The library is called /repl.js and it can be used like this:
var sys = require("sys"), tcp = require("tcp"), repl = require("repl"); nconnections = 0; tcp.createServer(function (c) { sys.error("Connection!"); nconnections += 1; c.close(); }).listen(5000); repl.start("simple tcp server> ");
The repl provides access to any variables in the global scope. You can expose a variable to the repl explicitly by assigning it to the repl.scope object:
var count = 5; repl.start(); repl.scope.count = count;
Addons
Addons are dynamically linked shared objects. They can provide glue to C and C++ libraries. The API (at the moment) is rather complex, involving knowledge of several libraries:
-
V8 JavaScript, a C++ library. Used for interfacing with JavaScript: creating objects, calling functions, etc. Documented mostly in the v8.h header file (deps/v8/include/v8.h in the Node source tree).
-
libev, C event loop library. Anytime one needs to wait for a file descriptor to become readable, wait for a timer, or wait for a signal to received one will need to interface with libev. That is, if you perform any I/O, libev will need to be used. Node uses the EV_DEFAULT event loop. Documentation can be found here.
-
libeio, C thread pool library. Used to execute blocking POSIX system calls asynchronously. Mostly wrappers already exist for such calls, in src/file.cc so you will probably not need to use it.
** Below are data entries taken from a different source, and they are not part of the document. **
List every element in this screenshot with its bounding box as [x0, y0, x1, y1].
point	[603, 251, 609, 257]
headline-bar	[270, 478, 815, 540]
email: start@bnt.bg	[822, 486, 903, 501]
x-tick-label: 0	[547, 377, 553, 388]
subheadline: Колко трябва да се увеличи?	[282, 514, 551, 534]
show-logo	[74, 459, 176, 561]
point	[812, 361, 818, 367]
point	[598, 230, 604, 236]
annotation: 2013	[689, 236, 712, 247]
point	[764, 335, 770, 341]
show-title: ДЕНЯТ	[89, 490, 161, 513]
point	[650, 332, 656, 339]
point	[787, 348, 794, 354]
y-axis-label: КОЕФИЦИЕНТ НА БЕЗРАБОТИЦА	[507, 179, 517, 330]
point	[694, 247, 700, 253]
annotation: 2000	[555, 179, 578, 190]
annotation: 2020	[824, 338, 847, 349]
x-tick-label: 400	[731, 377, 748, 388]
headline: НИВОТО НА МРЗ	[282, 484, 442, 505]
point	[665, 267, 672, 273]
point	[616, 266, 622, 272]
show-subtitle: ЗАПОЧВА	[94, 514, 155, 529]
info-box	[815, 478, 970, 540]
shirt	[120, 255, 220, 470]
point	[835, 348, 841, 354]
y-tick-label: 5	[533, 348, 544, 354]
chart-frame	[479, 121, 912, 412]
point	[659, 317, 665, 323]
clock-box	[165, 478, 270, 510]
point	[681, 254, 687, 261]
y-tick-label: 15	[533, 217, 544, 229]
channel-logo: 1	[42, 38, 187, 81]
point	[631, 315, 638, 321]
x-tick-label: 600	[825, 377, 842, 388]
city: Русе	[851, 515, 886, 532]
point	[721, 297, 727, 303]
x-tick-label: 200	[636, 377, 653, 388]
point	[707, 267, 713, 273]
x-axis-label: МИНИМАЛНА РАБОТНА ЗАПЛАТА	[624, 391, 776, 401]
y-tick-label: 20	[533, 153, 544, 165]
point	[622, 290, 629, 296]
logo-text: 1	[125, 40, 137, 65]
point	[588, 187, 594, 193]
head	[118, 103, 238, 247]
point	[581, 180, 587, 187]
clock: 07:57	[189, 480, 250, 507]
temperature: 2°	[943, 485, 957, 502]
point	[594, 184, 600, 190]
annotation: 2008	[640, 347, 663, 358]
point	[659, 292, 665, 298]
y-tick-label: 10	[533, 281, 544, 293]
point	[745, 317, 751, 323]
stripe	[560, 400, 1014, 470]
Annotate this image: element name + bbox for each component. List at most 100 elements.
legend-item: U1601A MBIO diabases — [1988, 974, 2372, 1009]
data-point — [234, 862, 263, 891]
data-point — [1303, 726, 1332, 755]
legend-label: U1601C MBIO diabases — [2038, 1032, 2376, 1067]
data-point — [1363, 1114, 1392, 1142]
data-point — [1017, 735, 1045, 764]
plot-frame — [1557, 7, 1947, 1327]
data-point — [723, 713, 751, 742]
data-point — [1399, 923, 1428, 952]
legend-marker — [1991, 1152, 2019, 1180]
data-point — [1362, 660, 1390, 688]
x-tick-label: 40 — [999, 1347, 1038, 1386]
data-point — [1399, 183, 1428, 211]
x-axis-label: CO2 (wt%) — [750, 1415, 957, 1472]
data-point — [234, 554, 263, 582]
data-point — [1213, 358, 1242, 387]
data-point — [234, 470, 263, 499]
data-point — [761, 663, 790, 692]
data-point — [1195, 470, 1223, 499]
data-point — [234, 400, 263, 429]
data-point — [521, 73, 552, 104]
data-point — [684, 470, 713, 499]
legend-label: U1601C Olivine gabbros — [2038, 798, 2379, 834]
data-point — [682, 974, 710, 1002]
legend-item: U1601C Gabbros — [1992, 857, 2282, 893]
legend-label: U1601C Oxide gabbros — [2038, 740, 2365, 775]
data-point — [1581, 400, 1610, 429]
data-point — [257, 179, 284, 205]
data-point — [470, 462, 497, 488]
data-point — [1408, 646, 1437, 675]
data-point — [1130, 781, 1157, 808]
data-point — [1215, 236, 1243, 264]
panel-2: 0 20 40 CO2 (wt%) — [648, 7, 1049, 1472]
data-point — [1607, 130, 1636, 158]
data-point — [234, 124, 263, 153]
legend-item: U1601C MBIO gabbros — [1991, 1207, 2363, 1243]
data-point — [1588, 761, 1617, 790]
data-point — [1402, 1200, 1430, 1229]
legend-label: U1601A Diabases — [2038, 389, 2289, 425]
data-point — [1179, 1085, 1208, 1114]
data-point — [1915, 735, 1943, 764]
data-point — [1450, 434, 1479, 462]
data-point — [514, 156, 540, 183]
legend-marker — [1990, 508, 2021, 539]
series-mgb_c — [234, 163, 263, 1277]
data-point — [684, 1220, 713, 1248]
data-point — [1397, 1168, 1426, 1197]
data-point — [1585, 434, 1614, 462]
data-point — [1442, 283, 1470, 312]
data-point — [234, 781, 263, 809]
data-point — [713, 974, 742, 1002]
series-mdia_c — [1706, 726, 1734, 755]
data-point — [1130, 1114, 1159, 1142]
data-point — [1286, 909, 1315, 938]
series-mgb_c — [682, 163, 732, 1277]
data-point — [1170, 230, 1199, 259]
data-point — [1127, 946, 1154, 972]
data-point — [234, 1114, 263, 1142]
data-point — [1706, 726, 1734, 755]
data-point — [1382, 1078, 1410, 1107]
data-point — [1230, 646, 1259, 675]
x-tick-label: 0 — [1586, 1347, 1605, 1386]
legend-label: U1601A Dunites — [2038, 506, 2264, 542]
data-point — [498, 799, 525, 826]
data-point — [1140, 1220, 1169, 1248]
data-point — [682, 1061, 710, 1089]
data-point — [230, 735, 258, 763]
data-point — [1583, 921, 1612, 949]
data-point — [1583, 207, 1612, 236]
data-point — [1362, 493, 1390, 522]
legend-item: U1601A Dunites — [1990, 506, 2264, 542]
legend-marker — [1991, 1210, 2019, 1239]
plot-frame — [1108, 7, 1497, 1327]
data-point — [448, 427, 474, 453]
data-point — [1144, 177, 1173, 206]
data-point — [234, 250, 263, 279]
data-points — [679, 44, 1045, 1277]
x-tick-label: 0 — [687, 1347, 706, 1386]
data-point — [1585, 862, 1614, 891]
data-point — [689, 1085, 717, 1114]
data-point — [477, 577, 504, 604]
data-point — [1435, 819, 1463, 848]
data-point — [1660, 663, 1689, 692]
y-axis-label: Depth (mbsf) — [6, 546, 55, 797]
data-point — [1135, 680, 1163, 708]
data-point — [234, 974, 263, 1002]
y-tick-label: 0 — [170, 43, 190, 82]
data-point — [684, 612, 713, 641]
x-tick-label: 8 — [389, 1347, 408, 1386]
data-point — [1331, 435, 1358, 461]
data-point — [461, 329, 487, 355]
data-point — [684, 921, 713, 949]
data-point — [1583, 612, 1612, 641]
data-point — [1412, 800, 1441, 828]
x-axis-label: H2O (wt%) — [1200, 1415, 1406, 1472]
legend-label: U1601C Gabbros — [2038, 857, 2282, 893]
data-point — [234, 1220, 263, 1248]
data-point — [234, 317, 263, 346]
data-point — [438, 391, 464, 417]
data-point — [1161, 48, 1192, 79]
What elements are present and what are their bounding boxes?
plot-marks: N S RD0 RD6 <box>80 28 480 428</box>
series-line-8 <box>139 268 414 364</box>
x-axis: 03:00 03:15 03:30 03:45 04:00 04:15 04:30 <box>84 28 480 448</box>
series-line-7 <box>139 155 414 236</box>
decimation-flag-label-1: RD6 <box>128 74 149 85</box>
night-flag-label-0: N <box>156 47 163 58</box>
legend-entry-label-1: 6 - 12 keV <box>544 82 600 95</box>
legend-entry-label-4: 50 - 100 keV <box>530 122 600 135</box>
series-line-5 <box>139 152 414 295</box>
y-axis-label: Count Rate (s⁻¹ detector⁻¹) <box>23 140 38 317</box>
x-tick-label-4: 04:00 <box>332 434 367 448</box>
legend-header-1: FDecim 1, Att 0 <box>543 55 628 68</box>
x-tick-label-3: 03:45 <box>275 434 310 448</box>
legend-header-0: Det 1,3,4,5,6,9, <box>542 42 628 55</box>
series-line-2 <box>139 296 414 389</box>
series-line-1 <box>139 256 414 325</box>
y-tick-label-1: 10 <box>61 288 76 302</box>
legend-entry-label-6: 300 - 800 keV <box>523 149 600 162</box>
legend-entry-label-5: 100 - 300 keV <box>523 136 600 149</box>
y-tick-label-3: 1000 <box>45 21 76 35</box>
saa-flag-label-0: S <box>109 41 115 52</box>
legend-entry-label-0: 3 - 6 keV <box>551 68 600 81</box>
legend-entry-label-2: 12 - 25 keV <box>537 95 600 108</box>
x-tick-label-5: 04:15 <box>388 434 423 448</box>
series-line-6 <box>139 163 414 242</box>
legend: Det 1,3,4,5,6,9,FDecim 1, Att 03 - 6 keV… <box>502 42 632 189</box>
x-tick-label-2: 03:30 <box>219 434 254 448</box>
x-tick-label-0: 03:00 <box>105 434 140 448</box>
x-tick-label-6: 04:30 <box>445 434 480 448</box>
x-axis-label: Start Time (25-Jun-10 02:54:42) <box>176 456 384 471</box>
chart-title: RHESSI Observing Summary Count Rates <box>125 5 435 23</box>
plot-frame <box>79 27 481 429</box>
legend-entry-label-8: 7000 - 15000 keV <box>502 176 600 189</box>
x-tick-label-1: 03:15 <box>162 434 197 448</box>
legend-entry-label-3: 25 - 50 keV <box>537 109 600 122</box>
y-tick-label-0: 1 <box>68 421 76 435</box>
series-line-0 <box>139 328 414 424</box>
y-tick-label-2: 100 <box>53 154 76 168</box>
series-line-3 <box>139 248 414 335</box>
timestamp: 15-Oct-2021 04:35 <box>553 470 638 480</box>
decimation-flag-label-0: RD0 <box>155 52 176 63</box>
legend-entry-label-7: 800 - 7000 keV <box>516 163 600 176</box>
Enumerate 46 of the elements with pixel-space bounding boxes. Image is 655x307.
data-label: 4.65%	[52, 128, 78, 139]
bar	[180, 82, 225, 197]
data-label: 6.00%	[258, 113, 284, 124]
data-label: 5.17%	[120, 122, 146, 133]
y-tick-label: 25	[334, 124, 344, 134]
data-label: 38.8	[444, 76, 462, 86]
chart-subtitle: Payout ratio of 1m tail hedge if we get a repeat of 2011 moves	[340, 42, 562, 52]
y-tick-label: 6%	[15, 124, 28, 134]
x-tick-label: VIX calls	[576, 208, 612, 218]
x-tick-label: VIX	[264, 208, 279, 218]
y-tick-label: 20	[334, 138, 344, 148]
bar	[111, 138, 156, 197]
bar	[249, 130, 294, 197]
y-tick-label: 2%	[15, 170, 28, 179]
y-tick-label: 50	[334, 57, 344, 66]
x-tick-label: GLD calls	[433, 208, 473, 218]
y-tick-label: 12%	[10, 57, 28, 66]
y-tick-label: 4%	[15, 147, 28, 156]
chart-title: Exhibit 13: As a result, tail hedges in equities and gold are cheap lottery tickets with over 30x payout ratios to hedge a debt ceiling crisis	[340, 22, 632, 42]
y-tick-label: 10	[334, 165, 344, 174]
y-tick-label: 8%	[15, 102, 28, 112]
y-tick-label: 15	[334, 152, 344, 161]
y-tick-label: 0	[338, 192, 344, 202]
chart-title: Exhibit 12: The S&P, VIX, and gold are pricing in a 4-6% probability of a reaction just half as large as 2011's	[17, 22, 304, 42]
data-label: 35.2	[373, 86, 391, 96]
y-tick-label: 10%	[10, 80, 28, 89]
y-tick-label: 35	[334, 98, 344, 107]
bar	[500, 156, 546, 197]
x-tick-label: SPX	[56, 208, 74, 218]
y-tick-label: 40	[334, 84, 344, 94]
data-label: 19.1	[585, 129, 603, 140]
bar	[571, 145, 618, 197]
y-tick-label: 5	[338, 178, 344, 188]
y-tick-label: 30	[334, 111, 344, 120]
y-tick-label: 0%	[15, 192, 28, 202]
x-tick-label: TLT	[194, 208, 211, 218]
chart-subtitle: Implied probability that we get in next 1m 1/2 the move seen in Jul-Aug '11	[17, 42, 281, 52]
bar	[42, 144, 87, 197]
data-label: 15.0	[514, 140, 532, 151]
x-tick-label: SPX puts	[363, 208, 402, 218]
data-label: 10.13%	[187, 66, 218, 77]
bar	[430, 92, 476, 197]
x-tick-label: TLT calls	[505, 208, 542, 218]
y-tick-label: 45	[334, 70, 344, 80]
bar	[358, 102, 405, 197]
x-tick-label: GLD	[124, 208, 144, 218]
If you do need it, look at the header file deps/libeio/eio.h.
-
Internal Node libraries. Most importantly is the node::EventEmitter class which you will likely want to derive from.
-
Others. Look in deps/ for what else is available.
Node statically compiles all its dependencies into the executable. When compiling your module, you don’t need to worry about linking to any of these libraries.
To get started let’s make a small Addon which does the following except in C++:
exports.hello = "world";
To get started we create a file hello.cc:
#include <v8.h> using namespace v8; extern "C" void init (Handle<Object> target) { HandleScope scope; target->Set(String::New("hello"), String::New("World")); }
This source code needs to be built into hello.node, the binary Addon. To do this we create a file called wscript which is python code and looks like this:
srcdir = "." blddir = "build" VERSION = "0.0.1" def set_options(opt): opt.tool_options("compiler_cxx") def configure(conf): conf.check_tool("compiler_cxx") conf.check_tool("node_addon") def build(bld): obj = bld.new_task_gen("cxx", "shlib", "node_addon") obj.target = "hello" obj.source = "hello.cc"
Running node-waf configure build will create a file build/default/hello.node which is our Addon.
node-waf is just WAF, the python-based build system. node-waf is provided for the ease of users.
All Node addons must export a function called init with this signature:
extern "C" void init (Handle<Object> target)
For the moment, that is all the documentation on addons. Please see node_postgres for a real example.